Using confidence intervals:

confint <- exp(confint(glm_bird)[1,])
confint
##    2.5 %   97.5 % 
## 19.94989 22.81408

Therefore, we estimate that the expected average number of Phylloscopus collybita is between 19.95 and 22.81.

For a multiplicative interpretation of the effect use \(\text{exp}(\beta_1)\)

exp(coef(glm_bird)[2])
## SpeciesTurdus_merula 
##              2.57377

Therefore, we estimate that the expected number of Turdus merula is 2.57 \(\times\) greater than Phylloscopus collybita.
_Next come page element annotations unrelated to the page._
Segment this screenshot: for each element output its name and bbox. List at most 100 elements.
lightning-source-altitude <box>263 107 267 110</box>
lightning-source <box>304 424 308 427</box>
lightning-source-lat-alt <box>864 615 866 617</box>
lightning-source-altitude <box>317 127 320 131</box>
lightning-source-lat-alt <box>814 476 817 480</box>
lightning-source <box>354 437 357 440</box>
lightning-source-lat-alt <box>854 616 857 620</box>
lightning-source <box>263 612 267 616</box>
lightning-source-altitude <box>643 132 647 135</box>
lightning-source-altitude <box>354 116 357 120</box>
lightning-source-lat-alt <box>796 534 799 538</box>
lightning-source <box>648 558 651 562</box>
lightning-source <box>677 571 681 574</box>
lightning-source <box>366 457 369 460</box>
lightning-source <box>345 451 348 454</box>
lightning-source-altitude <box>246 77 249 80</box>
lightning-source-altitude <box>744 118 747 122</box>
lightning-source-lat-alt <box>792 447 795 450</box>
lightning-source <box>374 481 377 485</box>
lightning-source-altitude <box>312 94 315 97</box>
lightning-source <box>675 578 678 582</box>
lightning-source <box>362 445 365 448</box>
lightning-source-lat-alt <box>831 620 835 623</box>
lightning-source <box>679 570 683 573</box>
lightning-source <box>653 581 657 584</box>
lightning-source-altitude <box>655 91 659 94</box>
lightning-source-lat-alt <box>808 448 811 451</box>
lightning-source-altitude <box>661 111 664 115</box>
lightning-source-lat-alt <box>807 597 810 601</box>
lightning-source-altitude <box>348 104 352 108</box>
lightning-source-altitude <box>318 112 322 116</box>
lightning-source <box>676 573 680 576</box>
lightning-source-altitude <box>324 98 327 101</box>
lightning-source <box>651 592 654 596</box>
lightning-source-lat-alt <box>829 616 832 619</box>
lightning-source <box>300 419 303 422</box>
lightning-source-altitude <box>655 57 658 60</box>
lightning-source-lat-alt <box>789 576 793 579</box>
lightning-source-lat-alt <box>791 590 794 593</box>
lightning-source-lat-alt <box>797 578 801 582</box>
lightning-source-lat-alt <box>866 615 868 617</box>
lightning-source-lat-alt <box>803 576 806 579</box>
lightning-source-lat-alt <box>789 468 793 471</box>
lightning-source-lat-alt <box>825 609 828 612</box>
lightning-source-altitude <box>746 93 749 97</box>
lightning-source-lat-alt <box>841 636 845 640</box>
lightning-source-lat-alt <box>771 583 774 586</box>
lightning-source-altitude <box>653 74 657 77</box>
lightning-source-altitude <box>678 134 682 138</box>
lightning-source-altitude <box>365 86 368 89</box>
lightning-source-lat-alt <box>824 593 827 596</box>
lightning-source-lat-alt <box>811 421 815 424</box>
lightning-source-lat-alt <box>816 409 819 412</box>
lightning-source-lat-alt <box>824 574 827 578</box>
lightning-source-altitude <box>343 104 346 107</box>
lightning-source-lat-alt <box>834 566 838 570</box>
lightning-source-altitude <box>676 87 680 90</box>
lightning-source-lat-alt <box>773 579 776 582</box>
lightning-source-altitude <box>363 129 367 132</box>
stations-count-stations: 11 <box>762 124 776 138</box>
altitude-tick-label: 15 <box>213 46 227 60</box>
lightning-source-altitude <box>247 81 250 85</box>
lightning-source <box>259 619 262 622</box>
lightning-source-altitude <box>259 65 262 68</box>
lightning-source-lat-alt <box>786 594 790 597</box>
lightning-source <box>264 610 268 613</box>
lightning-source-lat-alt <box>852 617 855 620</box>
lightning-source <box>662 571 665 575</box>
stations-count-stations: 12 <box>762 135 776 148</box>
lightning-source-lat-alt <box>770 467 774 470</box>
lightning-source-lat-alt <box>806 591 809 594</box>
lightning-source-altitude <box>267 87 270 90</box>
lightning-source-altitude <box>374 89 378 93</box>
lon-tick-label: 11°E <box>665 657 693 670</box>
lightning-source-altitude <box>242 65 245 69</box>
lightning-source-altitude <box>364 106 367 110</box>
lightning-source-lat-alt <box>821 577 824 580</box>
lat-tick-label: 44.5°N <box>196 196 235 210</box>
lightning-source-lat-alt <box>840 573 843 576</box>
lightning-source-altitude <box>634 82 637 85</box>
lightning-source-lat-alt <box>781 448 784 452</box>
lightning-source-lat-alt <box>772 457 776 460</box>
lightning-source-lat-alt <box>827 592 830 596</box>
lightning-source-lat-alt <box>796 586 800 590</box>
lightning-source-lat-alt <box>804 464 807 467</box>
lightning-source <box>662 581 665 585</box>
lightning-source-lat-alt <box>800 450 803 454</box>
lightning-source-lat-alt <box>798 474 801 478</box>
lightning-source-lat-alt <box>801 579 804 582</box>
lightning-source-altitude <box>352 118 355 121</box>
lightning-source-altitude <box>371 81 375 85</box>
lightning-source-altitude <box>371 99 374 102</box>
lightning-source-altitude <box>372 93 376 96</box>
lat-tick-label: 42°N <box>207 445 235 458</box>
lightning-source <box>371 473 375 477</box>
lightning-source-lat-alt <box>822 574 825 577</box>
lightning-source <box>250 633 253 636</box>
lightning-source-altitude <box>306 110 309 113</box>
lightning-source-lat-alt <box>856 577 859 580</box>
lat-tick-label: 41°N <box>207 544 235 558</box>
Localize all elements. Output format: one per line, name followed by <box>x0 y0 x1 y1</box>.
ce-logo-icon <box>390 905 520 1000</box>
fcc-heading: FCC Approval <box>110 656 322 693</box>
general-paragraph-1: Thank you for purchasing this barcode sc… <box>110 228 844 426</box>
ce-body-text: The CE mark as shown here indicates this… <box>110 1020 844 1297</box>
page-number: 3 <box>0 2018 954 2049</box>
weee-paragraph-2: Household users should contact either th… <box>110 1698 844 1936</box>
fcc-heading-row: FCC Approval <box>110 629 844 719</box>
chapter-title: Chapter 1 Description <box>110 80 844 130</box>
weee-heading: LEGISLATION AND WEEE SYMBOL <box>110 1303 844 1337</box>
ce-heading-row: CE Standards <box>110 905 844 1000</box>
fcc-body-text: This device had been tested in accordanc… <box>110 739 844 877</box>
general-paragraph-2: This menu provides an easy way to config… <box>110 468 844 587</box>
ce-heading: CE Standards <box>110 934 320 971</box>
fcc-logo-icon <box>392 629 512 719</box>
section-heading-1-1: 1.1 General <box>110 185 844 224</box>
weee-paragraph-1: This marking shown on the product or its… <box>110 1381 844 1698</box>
For a percentage-change interpretation use \(100 \times \left (\text{exp}(\beta_1)−1 \right )\):

100*(exp(coef(glm_bird)[2]) - 1)
## SpeciesTurdus_merula 
##              157.377

Therefore, we estimate that expected number of Turdus merula is 157.38% greater than Phylloscopus collybita.

Using 95% confidence intervals:

confint <- 100*(exp(confint(glm_bird)[2, ]) - 1)
confint
##    2.5 %   97.5 % 
## 137.9259 178.6742

So, we estimate that expected number of Turdus merula is between 137.93% and 178.67% greater than Phylloscopus collybita.